YANSHUO - Wednesday, Oct. 19 - It was 6 a.m. and Li Jenfeng, 39, mother of two and our unofficial travel agent since we've been in Yangshuo, was waiting outside our hotel on her motorbike ready to walk us three blocks to where we would catch a mini-bus to Xingping, an old, wooden town and ferry port 40 minutes away, for the start of a one-and-a-half hour cruise along the Li River in a bootleg boat.
A boat trip along the river as it winds through 1000-foot karst mountain peaks is the highlight of a trip to this area. Most people take a six-hour, $60 one-way trip aboard a licensed tour boat from Guilin. The best scenery, however, is along a 12-mile stretch, starting in Xingping and ending in a town called Yangdi,and for those who like the idea of a shorter, less expensive, less crowded trip, any of the travelers' cafes, guides or hotels can make the arrangements.
The boats aren't luxury cruisers. Ours was a flat-bottomed wooden vessel outfitted with wooden children's school desk chairs for seats. Nor are they legal.
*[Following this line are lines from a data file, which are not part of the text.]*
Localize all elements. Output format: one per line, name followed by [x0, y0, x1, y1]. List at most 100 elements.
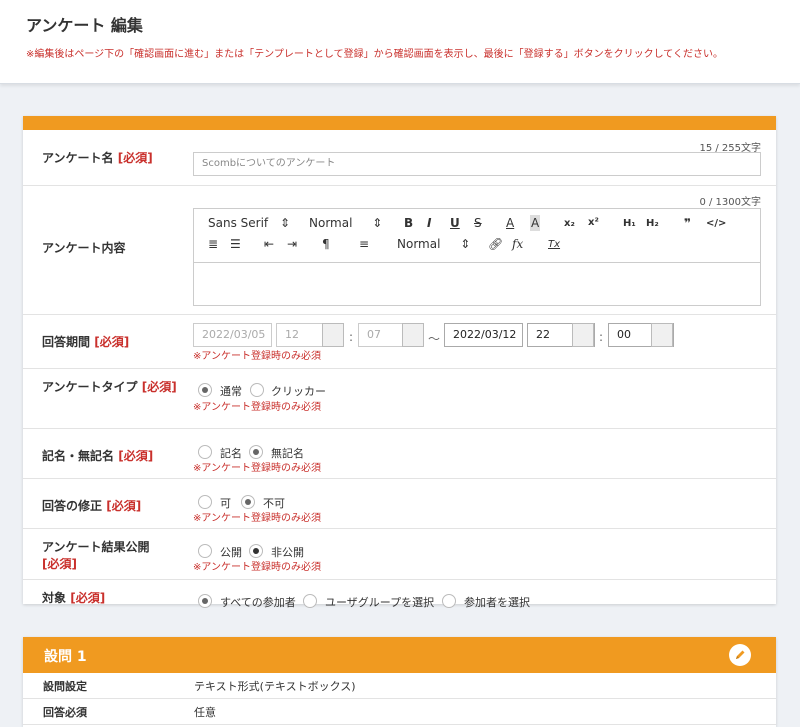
bullet-list-icon[interactable]: ☰	[230, 236, 241, 252]
text-direction-icon[interactable]: ¶	[322, 236, 330, 252]
h2-button[interactable]: H₂	[646, 216, 659, 232]
size-select[interactable]: Normal ⇕	[309, 215, 382, 231]
italic-button[interactable]: I	[427, 215, 431, 231]
bold-button[interactable]: B	[404, 215, 413, 231]
survey-content-label: アンケート内容	[42, 241, 126, 255]
radio-edit-denied[interactable]	[241, 495, 255, 509]
code-button[interactable]: </>	[706, 216, 726, 232]
row-answer-edit: 回答の修正 [必須] 可 不可 ※アンケート登録時のみ必須	[23, 479, 776, 529]
edit-question-button[interactable]	[729, 644, 751, 666]
required-note: ※アンケート登録時のみ必須	[193, 351, 321, 362]
radio-target-all-label: すべての参加者	[220, 596, 296, 609]
radio-named[interactable]	[198, 445, 212, 459]
required-note: ※アンケート登録時のみ必須	[193, 402, 321, 413]
row-result-publish: アンケート結果公開 [必須] 公開 非公開 ※アンケート登録時のみ必須	[23, 529, 776, 580]
chevron-updown-icon: ⇕	[460, 237, 471, 251]
font-select-value: Sans Serif	[208, 216, 269, 230]
answer-required-value: 任意	[194, 706, 216, 719]
superscript-button[interactable]: x²	[588, 215, 599, 231]
question-setting-key: 設問設定	[43, 680, 87, 693]
row-survey-content: アンケート内容 0 / 1300文字 Sans Serif ⇕ Normal ⇕…	[23, 186, 776, 315]
h1-button[interactable]: H₁	[623, 216, 636, 232]
chevron-updown-icon: ⇕	[372, 216, 383, 230]
header-select-value: Normal	[397, 237, 441, 251]
radio-target-group-label: ユーザグループを選択	[325, 596, 435, 609]
radio-type-normal-label: 通常	[220, 385, 242, 398]
required-tag: [必須]	[106, 499, 142, 513]
background-color-button[interactable]: A	[530, 215, 541, 231]
required-tag: [必須]	[94, 335, 130, 349]
link-icon[interactable]: 🔗︎	[488, 236, 503, 252]
indent-icon[interactable]: ⇥	[287, 236, 297, 252]
edit-notice: ※編集後はページ下の「確認画面に進む」または「テンプレートとして登録」から確認画…	[26, 49, 723, 60]
required-tag: [必須]	[117, 151, 153, 165]
survey-type-label: アンケートタイプ [必須]	[42, 379, 182, 396]
radio-edit-allowed[interactable]	[198, 495, 212, 509]
start-hour-spinner[interactable]	[322, 323, 344, 347]
required-tag: [必須]	[141, 380, 177, 394]
start-min-spinner[interactable]	[402, 323, 424, 347]
row-survey-name: アンケート名 [必須] 15 / 255文字 Scombについてのアンケート	[23, 130, 776, 186]
chevron-updown-icon: ⇕	[279, 216, 291, 230]
pencil-icon	[736, 650, 745, 659]
required-note: ※アンケート登録時のみ必須	[193, 463, 321, 474]
header-select[interactable]: Normal ⇕	[397, 236, 470, 252]
question-setting-row: 設問設定 テキスト形式(テキストボックス)	[23, 673, 776, 699]
end-min-spinner[interactable]	[651, 323, 673, 347]
radio-target-participant-label: 参加者を選択	[464, 596, 530, 609]
question-setting-value: テキスト形式(テキストボックス)	[194, 680, 356, 693]
radio-type-clicker-label: クリッカー	[271, 385, 326, 398]
target-label: 対象 [必須]	[42, 590, 105, 607]
colon-separator: :	[349, 330, 354, 344]
answer-edit-label-text: 回答の修正	[42, 499, 103, 513]
answer-period-label: 回答期間 [必須]	[42, 334, 129, 351]
required-tag: [必須]	[70, 591, 106, 605]
row-target: 対象 [必須] すべての参加者 ユーザグループを選択 参加者を選択	[23, 580, 776, 618]
outdent-icon[interactable]: ⇤	[264, 236, 274, 252]
required-tag: [必須]	[118, 449, 154, 463]
quote-button[interactable]: ❞	[684, 215, 691, 231]
required-note: ※アンケート登録時のみ必須	[193, 562, 321, 573]
survey-name-label: アンケート名 [必須]	[42, 150, 153, 167]
clear-format-button[interactable]: Tx	[548, 237, 560, 253]
answer-period-label-text: 回答期間	[42, 335, 91, 349]
result-publish-label: アンケート結果公開 [必須]	[42, 539, 182, 573]
radio-target-group[interactable]	[303, 594, 317, 608]
font-select[interactable]: Sans Serif ⇕	[208, 215, 290, 231]
answer-required-key: 回答必須	[43, 706, 87, 719]
subscript-button[interactable]: x₂	[564, 216, 575, 232]
result-publish-label-text: アンケート結果公開	[42, 540, 150, 554]
formula-button[interactable]: fx	[512, 236, 523, 252]
named-label: 記名・無記名 [必須]	[42, 448, 153, 465]
page-header: アンケート 編集 ※編集後はページ下の「確認画面に進む」または「テンプレートとし…	[0, 0, 800, 84]
strike-button[interactable]: S	[474, 215, 482, 231]
survey-name-input[interactable]: Scombについてのアンケート	[193, 152, 761, 176]
radio-type-clicker[interactable]	[250, 383, 264, 397]
radio-anonymous[interactable]	[249, 445, 263, 459]
end-hour-spinner[interactable]	[572, 323, 594, 347]
survey-type-label-text: アンケートタイプ	[42, 380, 138, 394]
radio-target-all[interactable]	[198, 594, 212, 608]
named-label-text: 記名・無記名	[42, 449, 115, 463]
row-survey-type: アンケートタイプ [必須] 通常 クリッカー ※アンケート登録時のみ必須	[23, 369, 776, 429]
end-date-field[interactable]: 2022/03/12	[444, 323, 523, 347]
radio-type-normal[interactable]	[198, 383, 212, 397]
align-icon[interactable]: ≡	[359, 236, 369, 252]
required-note: ※アンケート登録時のみ必須	[193, 513, 321, 524]
answer-required-row: 回答必須 任意	[23, 699, 776, 725]
radio-public[interactable]	[198, 544, 212, 558]
rich-text-editor: Sans Serif ⇕ Normal ⇕ B I U S A A x₂ x² …	[193, 208, 761, 306]
size-select-value: Normal	[309, 216, 353, 230]
start-date-field[interactable]: 2022/03/05	[193, 323, 272, 347]
survey-content-counter: 0 / 1300文字	[699, 197, 761, 208]
survey-form-card: アンケート名 [必須] 15 / 255文字 Scombについてのアンケート ア…	[23, 116, 776, 609]
radio-target-participant[interactable]	[442, 594, 456, 608]
target-label-text: 対象	[42, 591, 67, 605]
question-card: 設問 1 設問設定 テキスト形式(テキストボックス) 回答必須 任意	[23, 637, 776, 727]
ordered-list-icon[interactable]: ≣	[208, 236, 218, 252]
row-named: 記名・無記名 [必須] 記名 無記名 ※アンケート登録時のみ必須	[23, 429, 776, 479]
text-color-button[interactable]: A	[506, 215, 514, 231]
underline-button[interactable]: U	[450, 215, 460, 231]
radio-private[interactable]	[249, 544, 263, 558]
question-header: 設問 1	[23, 637, 776, 673]
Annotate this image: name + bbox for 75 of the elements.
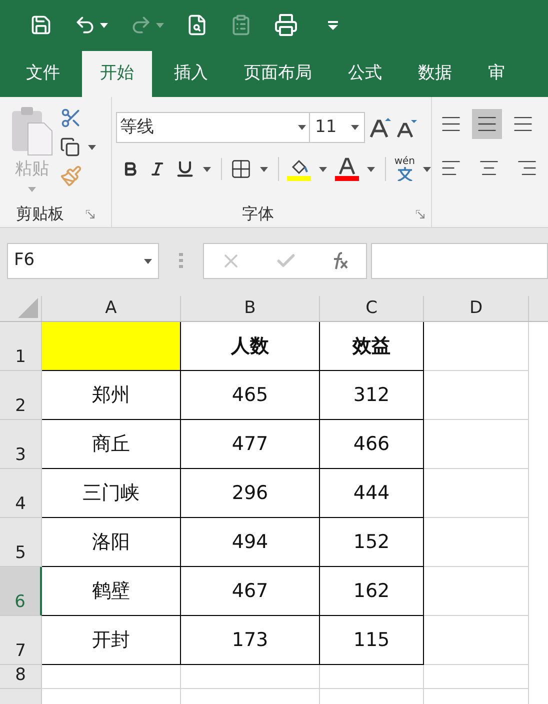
dialog-launcher-icon[interactable]: [86, 210, 95, 218]
ribbon-tab[interactable]: 页面布局: [226, 51, 330, 97]
row-header[interactable]: 3: [0, 420, 42, 469]
table-cell: 296: [181, 469, 320, 518]
row-header[interactable]: 8: [0, 665, 42, 689]
clipboard-icon: [10, 105, 54, 157]
table-cell: 494: [181, 518, 320, 567]
font-size-field[interactable]: 11: [309, 112, 365, 143]
customize-menu-icon[interactable]: [328, 20, 338, 30]
caret-icon: [351, 125, 359, 130]
column-header[interactable]: D: [424, 296, 529, 321]
table-cell: 商丘: [42, 420, 181, 469]
caret-icon: [144, 258, 152, 264]
column-header[interactable]: A: [42, 296, 181, 321]
group-label: 剪贴板: [16, 203, 64, 225]
grow-font-icon[interactable]: [369, 116, 391, 138]
ribbon-tab[interactable]: 插入: [156, 51, 226, 97]
ribbon-tab[interactable]: 开始: [82, 51, 152, 97]
table-cell: 洛阳: [42, 518, 181, 567]
table-cell: 115: [320, 616, 424, 665]
table-cell: 效益: [320, 322, 424, 371]
ribbon-tab[interactable]: 文件: [8, 51, 78, 97]
table-cell: 466: [320, 420, 424, 469]
table-cell: 444: [320, 469, 424, 518]
print-preview-icon[interactable]: [186, 14, 208, 36]
caret-icon: [367, 166, 376, 172]
copy-icon[interactable]: [60, 137, 80, 157]
column-header[interactable]: B: [181, 296, 320, 321]
table-cell: 鹤壁: [42, 567, 181, 616]
font-name-field[interactable]: 等线: [116, 112, 310, 143]
borders-icon[interactable]: [230, 158, 252, 180]
fill-color-icon[interactable]: [287, 157, 312, 181]
table-cell: 162: [320, 567, 424, 616]
table-cell: 312: [320, 371, 424, 420]
ribbon-tab[interactable]: 公式: [330, 51, 400, 97]
formula-field[interactable]: [371, 243, 548, 279]
scissors-icon[interactable]: [60, 107, 82, 129]
shrink-font-icon[interactable]: [395, 118, 417, 138]
ribbon-tab[interactable]: 审: [470, 51, 523, 97]
ribbon-tab[interactable]: 数据: [400, 51, 470, 97]
caret-icon: [88, 144, 96, 150]
undo-icon[interactable]: [74, 14, 96, 36]
row-header[interactable]: 4: [0, 469, 42, 518]
dialog-launcher-icon[interactable]: [416, 210, 425, 218]
save-icon[interactable]: [30, 14, 52, 36]
caret-icon: [319, 166, 328, 172]
table-cell: 郑州: [42, 371, 181, 420]
caret-icon: [298, 125, 306, 130]
caret-icon: [203, 166, 212, 172]
grip-icon: [179, 253, 183, 269]
font-color-icon[interactable]: [335, 157, 360, 181]
caret-icon: [260, 166, 268, 172]
group-label: 字体: [242, 203, 274, 225]
caret-icon[interactable]: [100, 22, 108, 28]
row-header[interactable]: 2: [0, 371, 42, 420]
row-header[interactable]: 7: [0, 616, 42, 665]
column-header[interactable]: C: [320, 296, 424, 321]
table-cell: 467: [181, 567, 320, 616]
name-box[interactable]: F6: [7, 243, 159, 279]
bold-icon[interactable]: [122, 159, 139, 179]
underline-icon[interactable]: [175, 159, 196, 179]
table-cell: 173: [181, 616, 320, 665]
caret-icon: [422, 166, 431, 172]
table-cell: 三门峡: [42, 469, 181, 518]
row-header[interactable]: 1: [0, 322, 42, 371]
table-cell: 152: [320, 518, 424, 567]
table-cell: 477: [181, 420, 320, 469]
table-cell: 开封: [42, 616, 181, 665]
align-middle-button[interactable]: [472, 109, 502, 139]
row-header[interactable]: 6: [0, 567, 42, 616]
table-cell: 人数: [181, 322, 320, 371]
printer-icon[interactable]: [274, 13, 298, 37]
caret-icon: [28, 186, 36, 192]
table-cell: 465: [181, 371, 320, 420]
row-header[interactable]: 5: [0, 518, 42, 567]
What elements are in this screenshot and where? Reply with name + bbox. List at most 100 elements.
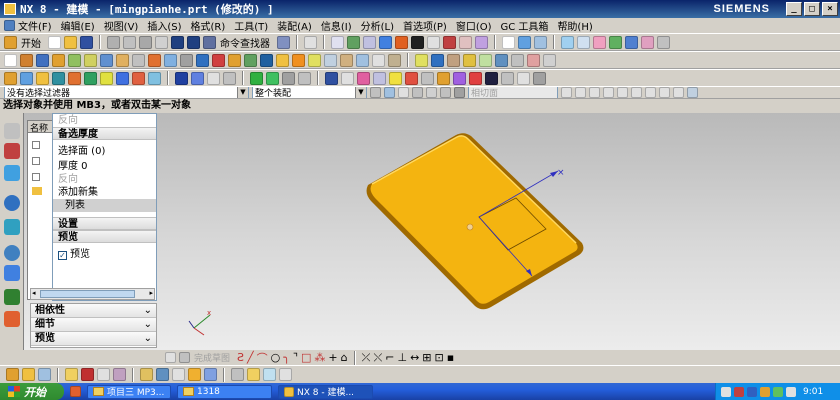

At $5 a ticket, they're considered bad for business, and if the authorities show up, they sometimes return to a different dock a mile or so upriver from where they started.
Nine of us made the trip this morning. Meeting the mini-bus was a woman with a cell phone and purse full of money slung around her shoulder. "Hello, hello,'' she called out, pointing everyone in the direction of the dock.
We boarded around 7 a.m. with the morning light behind us for perfect picture-taking. We couldn't snap fast enough. We shot pictures of women squatting on the river bank washing clothes, water buffalo out for a morning swim and fishermen untangling their nets, all against a backdrop of the sheer-sided cliffs of coffee-table book fame.
We took turns taking each others' pictures on a little stool set up on the bow. The boatman kept in touch by cell phone with the woman stationed back at the dock.
Apparently the authorities did show up because he shortened the return trip by about 15 minutes and pulled into a different dock. The woman with the purse and cell phone was there waiting to lead her charges back to town and onto the next bus to Yangshuo.
Floating along the Li
How do middle-class Chinese like to spend their free time on a Sunday?
Cruising along the water on a bamboo raft outfitted with umbrellas and lounge chairs. It makes for a relaxing afternoon.
We became instant celebrities when we joined a group on holiday from Guangzhou as they floated down the Dragon River in Yangshou over the weekend. Several asked their boatmen to paddle their rafts close to ours so they could take pictures.
The Chinese are becoming avid travelers. For those who have never before been outside their own province, seeing Westerners is still a novelty, and a photo is an excellent souvenir.
Big groups might pack a picnic lunch and rent a double-wide raft with a singer on board. The price includes the services of a barefoot boatman who paddles with a single bamboo oar. The raft itself is made from 10 eight-inch wide bamboo poles lashed together with wire.
Everyone screams when the boatmen edge it into position to head over one of several small damns, but no one falls out, and even if someone did, the river is shallow and everyone has a life jacket.
Another favorite souvenir: A digital picture of your scared self as your boat heads over the damn and slaps the water. Amateur photographers capture the moment from aboard a floating photo studio equipped with scanners and printers.
The quality's not bad, about what you'd get on a cruise ship or amusement park and I can tell you first-hand, the looks of panic are real.